It’s been a rough week for me. Most of the time I am able to rally and push through and feel good about what I accomplished. On some days I struggle and am unable to push through – and I often regret not trying harder. This week … well, this week was so tough that not only was I unable to push through, but I also didn’t care. It wasn’t good. I know that some people will say that you need to listen to your body and that rest is also important. I absolutely agree. However, this wasn’t about being tired or needing rest. This was about being in so much pain and discomfort that just trying to stand up was difficult. I guess if anyone is feeling that ill then it is understandable to need rest … but still, it annoyed me. I go through this every month. It’s not always as bad as this, but when the pain does get bad, it feels unbearable. {You can read more about my health history here.}

As bad as the pain gets, it’s my mental state that takes the biggest hit. First it’s the bloating – I see it immediately. I can go up 2 dress sizes over night. Along with that comes weight gain of course – and I can go up 5-7 kgs (10-15 lbs) over night as well. Even though I know it is temporary (all this lasts around 2 weeks), it is still so difficult to deal with. Going from feeling strong, healthy, and fit to weak, lethargic, and bloated over night really messes with my head. I look at myself in the mirror and I feel devastated. When will this end? Will it ever end? Will they finally find a solution? I have to go through this every 2 weeks. It really, really messes with my head.

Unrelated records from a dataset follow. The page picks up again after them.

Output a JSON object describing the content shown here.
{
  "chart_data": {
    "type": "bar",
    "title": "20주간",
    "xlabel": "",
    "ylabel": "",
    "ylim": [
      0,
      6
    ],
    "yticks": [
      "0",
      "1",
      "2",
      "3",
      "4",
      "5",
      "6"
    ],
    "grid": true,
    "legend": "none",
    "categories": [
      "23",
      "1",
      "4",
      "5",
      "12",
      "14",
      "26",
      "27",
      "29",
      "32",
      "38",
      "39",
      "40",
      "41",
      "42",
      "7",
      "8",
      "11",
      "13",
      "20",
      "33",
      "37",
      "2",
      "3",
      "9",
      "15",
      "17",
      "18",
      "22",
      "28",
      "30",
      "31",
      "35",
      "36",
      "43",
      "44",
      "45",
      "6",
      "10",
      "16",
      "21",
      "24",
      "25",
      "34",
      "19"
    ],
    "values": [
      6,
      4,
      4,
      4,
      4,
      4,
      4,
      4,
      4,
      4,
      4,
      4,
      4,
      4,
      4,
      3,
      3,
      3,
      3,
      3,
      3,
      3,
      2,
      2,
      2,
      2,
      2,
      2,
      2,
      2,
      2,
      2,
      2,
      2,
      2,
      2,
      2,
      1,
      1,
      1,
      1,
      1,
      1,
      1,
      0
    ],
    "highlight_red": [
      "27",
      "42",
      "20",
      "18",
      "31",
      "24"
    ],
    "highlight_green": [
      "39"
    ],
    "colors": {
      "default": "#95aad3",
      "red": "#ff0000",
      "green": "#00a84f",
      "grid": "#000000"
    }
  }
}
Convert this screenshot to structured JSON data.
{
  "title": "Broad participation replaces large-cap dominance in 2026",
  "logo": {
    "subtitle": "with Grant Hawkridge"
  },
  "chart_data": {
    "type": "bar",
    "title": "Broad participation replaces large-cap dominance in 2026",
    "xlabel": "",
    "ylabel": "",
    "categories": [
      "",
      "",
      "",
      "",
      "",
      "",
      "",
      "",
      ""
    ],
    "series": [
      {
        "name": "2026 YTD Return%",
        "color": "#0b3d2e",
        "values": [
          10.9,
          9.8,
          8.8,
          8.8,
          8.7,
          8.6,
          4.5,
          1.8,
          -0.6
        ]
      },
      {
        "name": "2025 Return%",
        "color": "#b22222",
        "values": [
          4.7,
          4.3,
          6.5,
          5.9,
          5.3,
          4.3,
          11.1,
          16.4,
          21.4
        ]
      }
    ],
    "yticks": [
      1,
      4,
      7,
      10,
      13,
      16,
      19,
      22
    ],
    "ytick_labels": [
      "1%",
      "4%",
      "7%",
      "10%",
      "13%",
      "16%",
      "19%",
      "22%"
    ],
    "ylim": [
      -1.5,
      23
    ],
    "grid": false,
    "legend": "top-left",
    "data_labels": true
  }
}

The ‘good’ news is that I finally started to do something about it. A few weeks ago I went to see the doctor and got the ball rolling. I’m still quite unfamiliar with England’s healthcare system, but I’m managing so far. I’ve done my initial consultation and started my lab work. I have my first ultrasound scan in 2 weeks and then I’ll have to start booking appointments with specialists.

What I really want is a permanent solution. I don’t want a temporary, short-term fix. I want it dealt with already. I don’t know how much more I can take.